Though I smiled, I turned away, looking back out the window. I wasn’t entirely sure why I’d been avoiding sex. I did that during the first round of drama with him too. I’d never had that reaction before. Hell, some of the times I had the most sex was when I was hurting. Most people turned to ice cream; I rode anything with a dick. But with Noah, it felt too personal. Too intimate. Maybe even too contagious. That he’d catch whatever was wrong with me.
“So where next?”
“Huh?” I turned back to him, trying to shove the stress about sex from my mind.
“Where are we going next? This is your favorite place in the city. What’s next?”
I shrugged.
“Come on, Randall. Help me out. I did all this planning. Your turn.”
Though I was feeling better, a bit, it took everything in me to not suggest returning to the hotel room and crawling back into bed. Back to the warm darkness under the covers.
Dark.
Safe perfection.
“How about the Aquarium on Pier 59?”
He hesitated. “I thought you’d say the fish market or something.
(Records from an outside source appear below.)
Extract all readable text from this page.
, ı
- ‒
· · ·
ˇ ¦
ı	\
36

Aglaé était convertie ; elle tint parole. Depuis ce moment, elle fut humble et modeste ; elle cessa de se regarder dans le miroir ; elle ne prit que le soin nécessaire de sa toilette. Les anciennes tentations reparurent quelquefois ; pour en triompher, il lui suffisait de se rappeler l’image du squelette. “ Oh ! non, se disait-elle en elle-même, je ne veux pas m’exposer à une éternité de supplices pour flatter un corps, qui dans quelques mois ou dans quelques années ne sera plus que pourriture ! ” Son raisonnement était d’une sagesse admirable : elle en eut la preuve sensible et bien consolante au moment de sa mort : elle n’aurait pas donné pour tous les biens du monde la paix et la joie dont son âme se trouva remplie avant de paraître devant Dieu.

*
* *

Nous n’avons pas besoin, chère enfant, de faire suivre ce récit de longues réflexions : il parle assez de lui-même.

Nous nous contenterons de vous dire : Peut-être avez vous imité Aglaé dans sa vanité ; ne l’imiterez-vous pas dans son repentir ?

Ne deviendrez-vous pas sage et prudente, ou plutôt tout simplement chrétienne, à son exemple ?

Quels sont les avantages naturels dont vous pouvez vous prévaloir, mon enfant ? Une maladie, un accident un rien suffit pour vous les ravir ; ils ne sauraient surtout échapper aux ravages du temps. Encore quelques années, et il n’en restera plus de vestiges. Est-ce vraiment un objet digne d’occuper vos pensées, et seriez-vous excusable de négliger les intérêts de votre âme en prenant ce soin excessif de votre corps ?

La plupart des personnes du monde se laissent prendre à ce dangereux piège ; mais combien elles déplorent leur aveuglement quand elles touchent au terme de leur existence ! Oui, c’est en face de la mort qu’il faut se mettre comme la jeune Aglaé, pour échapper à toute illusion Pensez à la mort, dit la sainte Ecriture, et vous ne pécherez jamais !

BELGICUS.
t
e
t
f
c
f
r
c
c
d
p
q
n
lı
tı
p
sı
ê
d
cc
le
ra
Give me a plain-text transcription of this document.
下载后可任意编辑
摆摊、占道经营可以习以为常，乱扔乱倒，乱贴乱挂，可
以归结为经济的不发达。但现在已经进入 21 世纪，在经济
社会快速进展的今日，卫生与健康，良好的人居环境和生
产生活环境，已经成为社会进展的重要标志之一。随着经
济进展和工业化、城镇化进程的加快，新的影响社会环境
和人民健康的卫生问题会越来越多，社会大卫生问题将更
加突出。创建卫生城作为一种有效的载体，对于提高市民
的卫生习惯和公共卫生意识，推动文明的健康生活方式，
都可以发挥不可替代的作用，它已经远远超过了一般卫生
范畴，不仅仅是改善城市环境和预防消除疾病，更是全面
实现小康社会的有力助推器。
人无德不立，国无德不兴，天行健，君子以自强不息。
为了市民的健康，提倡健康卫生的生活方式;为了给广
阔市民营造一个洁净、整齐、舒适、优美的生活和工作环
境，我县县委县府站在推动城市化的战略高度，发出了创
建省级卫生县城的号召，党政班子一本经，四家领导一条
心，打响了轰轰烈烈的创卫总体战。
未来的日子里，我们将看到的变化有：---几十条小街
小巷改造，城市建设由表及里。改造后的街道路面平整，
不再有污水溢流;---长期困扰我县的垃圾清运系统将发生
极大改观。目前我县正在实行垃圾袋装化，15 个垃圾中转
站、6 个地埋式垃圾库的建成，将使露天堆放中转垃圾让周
Watch them throw the fish for a while.”
“Maybe this afternoon. But right now the aquarium sounds nice. It’s kinda dark, not as many people. Maybe ease into this a bit more. That okay?”
He leaned forward and kissed my cheek, both his beard and his wig tickling my skin. “Hey, you bet. All I asked is that you get out of bed and out of the house. If seeing a bunch of pretty fish will make you feel safe, my love, a bunch of fish you will get.”
My love.
I was pretty sure he still meant it. What the hell was wrong with him?
Whatever his damage, it helped make me feel safe too.
THOUGH THElate August day was bright and beautiful enough to make it illegal to spend any amount of time inside in the dark, the aquarium was the perfect idea. I think I would have felt safe even without the disguise. The light was dim, and the few people who were there that early in the morning had no interest in the other visitors. Noah and I walked the space slowly, taking our time at each tank. There was some genuine admiring of fish beauty, but more than anything, it was an excuse to bask in the warmth of each other, holding hands, and not feeling the need to say one thing about what shoe might drop next.
Life was simply what it was in that little capsule of time. And whatever it was, it was healing. At least a little bit. We spent a good half hour at the otter enclosure. It seemed to be mating season or something. I’d never seen otters have sex, and I couldn’t say I ever wanted to again. It was both awkward and a bit horrific, as there was biting involved. Though unpleasant, Noah and I both reverted back to prepubescent boys who laughed about things such as farting, boogers, and animals fucking. By the time we left the aquarium, we were struggling to catch our breaths and stop our flow of tears.